Pesquisa do Palavrório

11.5.09

Dificuldades, eu?

Hoje ajudei uma cega a atravessar a rua. Daí que acabei guiando-a por mais duas quadras. Ela levava um cactus nas mãos. Achei estranho que uma cega levasse um cactus, afinal, nem acariciar a planta ela poderia. Mas ela me contou que, quando era criança, na casa onde moravam, havia um cactus pequeno que ela e o irmão cuidaram até virar um cactus grande, que superava o beiral da janela, com orelhas como a do Mickey. Logo, ela tinha visão e a perdeu em algum acidente. Ela também contou que havia três pés de caqui no seu pomar.

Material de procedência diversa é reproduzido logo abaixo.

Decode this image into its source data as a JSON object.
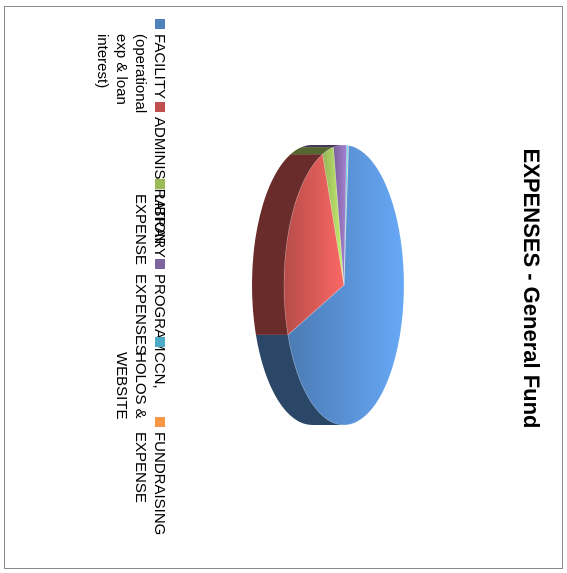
{
  "chart_data": {
    "type": "pie",
    "title": "EXPENSES - General Fund",
    "categories": [
      "FACILITY (operational exp & loan interest)",
      "ADMINISTRATION",
      "LIBRARY EXPENSE",
      "PROGRAM EXPENSES",
      "CCN, HOLOS & WEBSITE",
      "FUNDRAISING EXPENSE"
    ],
    "values": [
      68,
      25,
      3,
      3.5,
      0.4,
      0.1
    ],
    "colors": [
      "#4f81bd",
      "#c0504d",
      "#9bbb59",
      "#8064a2",
      "#4bacc6",
      "#f79646"
    ],
    "legend_position": "right",
    "style": "3d-pie"
  }
}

E que um dia, logo depois do dono do terreno morrer, a prefeitura veio e colocou tudo abaixo, cactus, caquizeiros e as outras árvores do pomar. E ela e o irmão choraram um monte. Mas hoje, mesmo cega, ela comprou um cactus.
Na sexta estava esperando minha família me pegar em frente ao serviço. Olhava o movimento, quando o menino apareceu. No lugar dos braços, dois cotos, sem mãos. As pernas eram finas, quase somente a pele sobre o osso. Ele usava um óculos grosso, típico de quem tem miopia. Um dos filhos da infame talidomida. E levava pendurado no pescoço o crachá de onde trabalhava. Sem mãos, quase sem braços, quase sem visão, com pernas que permitiam apenas um caminhar claudicante, ele trabalha e batalha por alguma coisa, algum sonho que tem.
Hoje minha esposa me contou uma história. Ela estava no seu trabalho quando um senhor, que ela só havia visto uma vez por conta de um serviço que ele prestou a ela, chegou quase chorando ao seu escritório. O senhor vinha pedir ajuda. Seu filho, no dia anterior, havia morrido. O filho e sua namorada foram à praia e subiram em umas pedras para tirar umas fotos. Uma onda forte veio e jogou ambos ao mar. Nenhum dos dois sabia nadar, mas o moleque, de 19 anos, fez o que pode e conseguiu salvar a menina. Mas não conseguiu se salvar. O homem, desesperado e enraivecido - "não é justo um pai enterrar um filho, não é justo!" - e ao mesmo tempo suplicante, vinha pedir dinheiro para poder pagar a uma funerária transportar o corpo para ser enterrado na sua cidade. Ele não tinha mais a quem pedir dinheiro, já devia ter pedido a todos os conhecidos, mas ninguém tinha nada. Demos o dinheiro para ele, que saiu com sua dor.
Eu parei algumas vezes durante o dia para pensar na cega, no deficiente físico. Depois pensei no senhorzinho que perdeu seu filho. E fiquei com vergonha de mim mesmo de achar que tenho alguma dificuldade grande o suficiente que me emperre a vida.

2 comentários:

Allan disse...

As vezes paro pra pensar em situações parecidas...
Como nós com tanto que temos, conseguimos ficar triste e outros com tão pouco conseguem chegar em casa e ser feliz...

Cleyton Cabral disse...

Texto belo e triste, Adriano. Abraço.